Los jueces crean derecho. No son, como habría sentenciado Montesquieu en su clásica formulación del principio de división de poderes, la boca muda que pronuncia las palabras de la ley. La función del juez no es la deducción autómata de un silogismo. Cuando construye una regla para pacificar un conflicto, el juez define los alcances de todos los contenidos normativos disponibles en el orden jurídico. Elige un conjunto de razones para decidir sobre un caso concreto. Da sentido a las palabras, fija y pondera los principios en tensión, mide las implicaciones de una u otra solución. Sus sentencias se integran al sistema e impactan en la validez de otras normas. Alteran el entendimiento de la Constitución y de la ley sancionada democráticamente. Detonan el cambio jurídico con el gatillo del precedente.

El Estado constitucional ha alterado sustancialmente el papel del juzgador. La supremacía de la Constitución, la apertura del sistema a las fuentes internacionales y las garantías difusas sobre el material axiológico que significan los derechos humanos, se traducen en un mayor protagonismo del juez y, en buena medida, en el desplazamiento del legislador como depositario monopólico de la función evolutiva del derecho. El juez no ha de esperar al legislador, ni depende de la ley para determinar los alcances de un derecho. Más aún, el juez puede sustituir la omisión del legislador o fijar directrices a su actuación con el propósito de hacer valer la eficacia de un contenido fundamental. La función de los jueces no es la conservación pétrea de la literalidad de las normas o el significado que tuvo al momento de su creación, sino la adaptación a realidades cambiantes y a la condición plural de las situaciones de dominio. Bajo las premisas del constitucionalismo democrático, el activismo judicial es un mecanismo para expandir la fuerza normativa de los derechos y de los principios que una comunidad reconoce como directrices necesarias o indisponibles de su convivencia. Es la predisposición de los intérpretes para evitar que los enunciados normativos no sean meras fórmulas retóricas: la sentencia vinculante que se opone al veredicto de la mayoría, que sacude a la mayoría para decidir, que abre una discusión social sobre el deber ser.

Pero el protagonismo judicial no se debe confundir con el creacionismo caprichoso. Los jueces están igualmente sujetos a las restricciones que el propio Estado de derecho impone para impedir la concentración de poder y salvaguardar la libertad. Interpretar las normas, definir la regla del caso, decir la última palabra no es patente de corso para la arbitrariedad. Si el legislador o la administración se encuentran constreñidos por la capacidad depuradora de la judicatura, los jueces tienen un especial deber de autocontención, sobre todo de aquellos cuyas resoluciones no pueden ser revisadas por otros órganos. La legitimidad de la función judicial depende de la confiabilidad de sus fallos, de la eficacia de sus determinaciones para corregir y ampliar los ductos democráticos de deliberación y decisión, de la sensatez institucional de su conducción. Es la legitimidad de ejercicio por la prudente aplicación de la dosis de poder conferido.

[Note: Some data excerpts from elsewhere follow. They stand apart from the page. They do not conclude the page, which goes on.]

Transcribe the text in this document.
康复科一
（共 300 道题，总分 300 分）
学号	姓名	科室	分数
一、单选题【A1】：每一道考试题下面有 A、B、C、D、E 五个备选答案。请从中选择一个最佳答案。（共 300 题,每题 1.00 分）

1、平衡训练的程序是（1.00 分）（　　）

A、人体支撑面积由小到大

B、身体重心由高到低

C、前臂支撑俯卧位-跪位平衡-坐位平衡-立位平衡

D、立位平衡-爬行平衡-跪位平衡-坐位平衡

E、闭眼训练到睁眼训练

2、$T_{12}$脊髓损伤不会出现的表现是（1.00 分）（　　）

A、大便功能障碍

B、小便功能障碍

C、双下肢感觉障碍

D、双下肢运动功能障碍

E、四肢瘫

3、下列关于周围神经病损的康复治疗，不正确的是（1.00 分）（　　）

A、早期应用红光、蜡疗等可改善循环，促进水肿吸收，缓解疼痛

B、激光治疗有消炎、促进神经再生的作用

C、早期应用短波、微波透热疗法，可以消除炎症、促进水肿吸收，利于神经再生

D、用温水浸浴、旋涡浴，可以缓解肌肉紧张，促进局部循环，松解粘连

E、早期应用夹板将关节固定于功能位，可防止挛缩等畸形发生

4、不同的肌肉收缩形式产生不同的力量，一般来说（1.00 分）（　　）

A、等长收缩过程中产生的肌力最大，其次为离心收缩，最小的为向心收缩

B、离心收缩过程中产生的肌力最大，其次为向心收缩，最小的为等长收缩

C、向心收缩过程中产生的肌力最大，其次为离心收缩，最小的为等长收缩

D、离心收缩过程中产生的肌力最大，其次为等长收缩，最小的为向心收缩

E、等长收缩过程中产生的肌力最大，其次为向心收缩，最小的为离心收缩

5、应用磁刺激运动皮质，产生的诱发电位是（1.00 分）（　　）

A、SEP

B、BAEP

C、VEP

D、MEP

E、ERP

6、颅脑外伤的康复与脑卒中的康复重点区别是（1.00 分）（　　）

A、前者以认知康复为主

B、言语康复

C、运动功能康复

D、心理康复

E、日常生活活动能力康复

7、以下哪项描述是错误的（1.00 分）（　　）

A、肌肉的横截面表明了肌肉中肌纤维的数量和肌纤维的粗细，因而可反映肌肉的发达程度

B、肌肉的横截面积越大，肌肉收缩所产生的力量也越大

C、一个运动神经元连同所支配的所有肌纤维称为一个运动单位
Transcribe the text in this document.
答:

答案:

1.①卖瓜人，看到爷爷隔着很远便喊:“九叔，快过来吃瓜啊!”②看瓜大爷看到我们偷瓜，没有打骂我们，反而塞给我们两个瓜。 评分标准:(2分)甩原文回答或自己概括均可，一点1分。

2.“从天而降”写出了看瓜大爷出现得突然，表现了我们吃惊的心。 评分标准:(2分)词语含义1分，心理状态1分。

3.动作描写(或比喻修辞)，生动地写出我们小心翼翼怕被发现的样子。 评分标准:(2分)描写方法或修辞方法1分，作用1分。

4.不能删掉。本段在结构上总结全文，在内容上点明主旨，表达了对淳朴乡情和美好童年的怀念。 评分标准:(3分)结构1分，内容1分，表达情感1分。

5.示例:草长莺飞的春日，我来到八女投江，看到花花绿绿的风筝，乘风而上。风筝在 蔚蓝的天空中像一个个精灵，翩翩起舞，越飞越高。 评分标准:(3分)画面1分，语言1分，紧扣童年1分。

No veo razón garantista en la reciente decisión de un Tribunal Colegiado sobre el caso Ayotzinapa. No encuentro un motivo alentador de activismo judicial. No advierto en sus consideraciones más que un fútil campanazo para agradar a una audiencia ansiosa por un mínimo sentido de justicia. Un caso que se activa por indicios de tortura, pero que acaba proponiendo comisiones internacionales de la verdad. Una sentencia que desnaturaliza al juicio de amparo por sus efectos, ininteligible por sus brincos argumentales, absurda como precedente útil. Una resolución que se entiende a sí misma como libro de sugerencias y no como mandato. La deconstrucción más honda de los deberes del Estado para encontrar la verdad y castigar a los culpables. Creacionismo judicial que no abre brecha para corregir, ampliar o innovar. Otra oportunidad perdida para convertir una tragedia en pedagogía social.